Exceptions légitimes et dérogations temporaires
Néanmoins, l’accord reconnaît que certaines circonstances exceptionnelles justifient des dérogations temporaires à ce principe général. Les prohibitions ou restrictions à l’exportation appliquées temporairement pour prévenir une situation critique due à une pénurie de produits alimentaires ou d’autres produits essentiels constituent une première catégorie d’exceptions autorisées. Cette disposition permet aux gouvernements de protéger leur population contre les pénuries alimentaires graves, reconnaissant que la sécurité alimentaire nationale peut légitimement primer sur les obligations commerciales dans des circonstances extraordinaires.
| Type d’exception | Fondement juridique | Conditions d’application | Durée maximale |
|---|---|---|---|
| Pénuries critiques | Protection populations nationales | Situation d’urgence démontrée | Temporaire |
| Normes qualité | Protection consommateurs | Non-discrimination effective | Permanente si justifiée |
| Balance des paiements | Difficultés financières | Consultation obligatoire | Progressivement réduite |
| Produits agricoles | Politiques sectorielles | Mesures gouvernementales spécifiques | Variable |
Les restrictions nécessaires pour l’application de normes ou réglementations concernant la classification, le contrôle de la qualité ou la commercialisation de produits destinés au commerce international constituent une deuxième catégorie d’exceptions légitimes. Ces mesures permettent aux gouvernements de maintenir des standards de qualité, de sécurité sanitaire ou de protection des consommateurs à condition qu’elles ne soient pas appliquées de manière à constituer une discrimination arbitraire ou une restriction déguisée au commerce. Les restrictions sur les importations de produits agricoles ou de pêche nécessaires à l’application de mesures gouvernementales spécifiques bénéficient également d’un traitement particulier, reconnaissant les spécificités de ces secteurs économiques sensibles.
Mesures de sauvegarde de la balance des paiements
Les dispositions relatives à la balance des paiements autorisent toute partie contractante à restreindre temporairement le volume ou la valeur des marchandises importées pour sauvegarder sa position financière extérieure et l’équilibre de ses comptes externes.
Cette flexibilité cruciale reconnaît que des difficultés macroéconomiques graves peuvent nécessiter des mesures commerciales restrictives temporaires. D’un autre côté, ces restrictions doivent respecter des conditions strictement encadrées : elles ne peuvent excéder ce qui est nécessaire pour s’opposer à une menace imminente d’une baisse importante des réserves monétaires ou pour relever ces réserves suivant un taux d’accroissement raisonnable lorsqu’elles sont particulièrement basses.

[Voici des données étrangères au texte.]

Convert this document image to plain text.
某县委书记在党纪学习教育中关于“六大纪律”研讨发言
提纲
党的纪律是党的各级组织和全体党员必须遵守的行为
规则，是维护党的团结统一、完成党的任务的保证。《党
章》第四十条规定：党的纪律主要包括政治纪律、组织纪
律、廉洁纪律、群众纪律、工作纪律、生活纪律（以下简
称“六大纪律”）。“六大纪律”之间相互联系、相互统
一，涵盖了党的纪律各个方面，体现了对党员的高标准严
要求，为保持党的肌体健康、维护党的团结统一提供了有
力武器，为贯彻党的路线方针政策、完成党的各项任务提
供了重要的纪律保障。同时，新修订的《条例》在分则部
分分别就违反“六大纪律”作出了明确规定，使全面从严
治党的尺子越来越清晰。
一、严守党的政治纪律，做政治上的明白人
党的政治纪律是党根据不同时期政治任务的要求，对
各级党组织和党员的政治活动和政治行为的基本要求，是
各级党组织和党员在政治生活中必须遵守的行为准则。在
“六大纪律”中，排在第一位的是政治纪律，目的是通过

L’accord impose une discipline rigoureuse dans l’application de ces mesures de sauvegarde de la balance des paiements. Les parties contractantes qui appliquent de telles restrictions doivent les atténuer progressivement au fur et à mesure que leur situation s’améliore, ne les maintenant que dans la mesure strictement justifiée par les circonstances économiques.
Une obligation de consultation immédiate avec les PARTIES CONTRACTANTES s’applique lors de l’introduction de nouvelles restrictions ou du relèvement du niveau général des restrictions existantes. Ces consultations portent sur la nature des difficultés affrontées, les divers correctifs disponibles et la répercussion possible des restrictions envisagées sur l’économie d’autres membres, garantissant ainsi la transparence et la proportionnalité des mesures adoptées.
Les mesures de protection spéciales : dumping, subventions et clauses de sauvegarde
Le phénomène du dumping commercial, traité à l’article VI du GATT, fait l’objet d’une condamnation explicite dans le cadre de l’accord, qui le définit comme l’introduction de produits d’un pays sur le marché d’un autre à un prix inférieur à leur valeur normale.
Cette pratique est considérée comme répréhensible lorsqu’elle cause ou menace de causer un dommage important à une branche de production établie d’une partie contractante ou lorsqu’elle retarde de façon importante la création d’une branche de production nationale. La logique sous-jacente reconnaît que les exportations à prix artificiellement bas peuvent détruire des capacités productives viables dans les pays importateurs, justifiant ainsi des mesures correctives appropriées.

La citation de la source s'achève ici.